使用numpy进行有效的矩阵切片

时间:2018-12-23 13:17:16

标签: python-3.x numpy matrix-multiplication

我正在尝试在子向量上相乘子矩阵。看来这样的乘法应该比整个矩阵在整个矢量上的乘法要快,但是时间测量却相反:

B = np.random.randn(26200, 2000)
h = np.random.randn(2000)
%time z = B @ h
CPU times: user 56 ms, sys: 4 ms, total: 60 ms
Wall time: 29.4 ms

%time z = B[:, :256] @ h[:256]
CPU times: user 44 ms, sys: 28 ms, total: 72 ms
Wall time: 54.5 ms 

%timeit的结果:

%timeit z = B @ h
100 loops, best of 3: 18.8 ms per loop

%timeit z = B[:, :256] @ h[:256]
10 loops, best of 3: 38.2 ms per loop

再次运行:

%timeit z = B @ h
10 loops, best of 3: 18.7 ms per loop 

%timeit z = B[:, :256] @ h[:256]
10 loops, best of 3: 36.8 ms per loop

也许有一些使用numpy的有效方法,或者我需要使用例如tenserflow来使这种切片有效吗?

1 个答案:

答案 0 :(得分:1)

这是内存布局和时间访问的问题。默认情况下,arrays are stored line by line like in C order='C')。您可以像在Fortran(order='F')中一样逐列存储数据,这与您的受限问题更加兼容,因为您只选择了很少的列。

说明:

In [107]: BF=np.asfortranarray(B)

In [108]: np.equal(B,BF).all()
Out[108]: True


In [110]: %timeit B@h
78.5 ms ± 20.2 ms per loop (mean ± std. dev. of 7 runs, 10 loops each)

In [111]: %timeit BF@h
89.3 ms ± 7.18 ms per loop (mean ± std. dev. of 7 runs, 10 loops each)

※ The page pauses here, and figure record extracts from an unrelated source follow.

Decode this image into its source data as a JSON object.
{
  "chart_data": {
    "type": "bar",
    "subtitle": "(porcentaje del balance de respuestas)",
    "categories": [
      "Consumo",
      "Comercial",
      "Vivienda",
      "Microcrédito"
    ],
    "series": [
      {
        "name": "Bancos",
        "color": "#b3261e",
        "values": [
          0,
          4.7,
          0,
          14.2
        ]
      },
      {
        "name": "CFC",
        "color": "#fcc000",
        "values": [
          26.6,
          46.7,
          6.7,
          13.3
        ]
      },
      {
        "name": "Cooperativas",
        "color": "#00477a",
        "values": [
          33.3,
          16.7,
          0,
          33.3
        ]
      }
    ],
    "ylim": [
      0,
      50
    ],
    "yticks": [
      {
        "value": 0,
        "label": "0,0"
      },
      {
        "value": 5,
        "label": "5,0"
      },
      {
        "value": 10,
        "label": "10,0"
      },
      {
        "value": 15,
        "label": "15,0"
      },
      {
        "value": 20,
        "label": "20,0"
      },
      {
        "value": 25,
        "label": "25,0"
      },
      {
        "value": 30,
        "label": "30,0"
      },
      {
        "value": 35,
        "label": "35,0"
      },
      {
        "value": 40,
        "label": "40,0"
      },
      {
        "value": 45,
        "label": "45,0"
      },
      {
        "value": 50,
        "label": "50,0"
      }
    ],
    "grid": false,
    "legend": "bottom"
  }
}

In [112]: %timeit B[:,:256]@h[:256]
150 ms ± 18.1 ms per loop (mean ± std. dev. of 7 runs, 1 loop each)

In [113]: %timeit BF[:,:256]@h[:256]
10.5 ms ± 893 µs per loop (mean ± std. dev. of 7 runs, 100 loops each)

这样,时间执行就随大小而变化。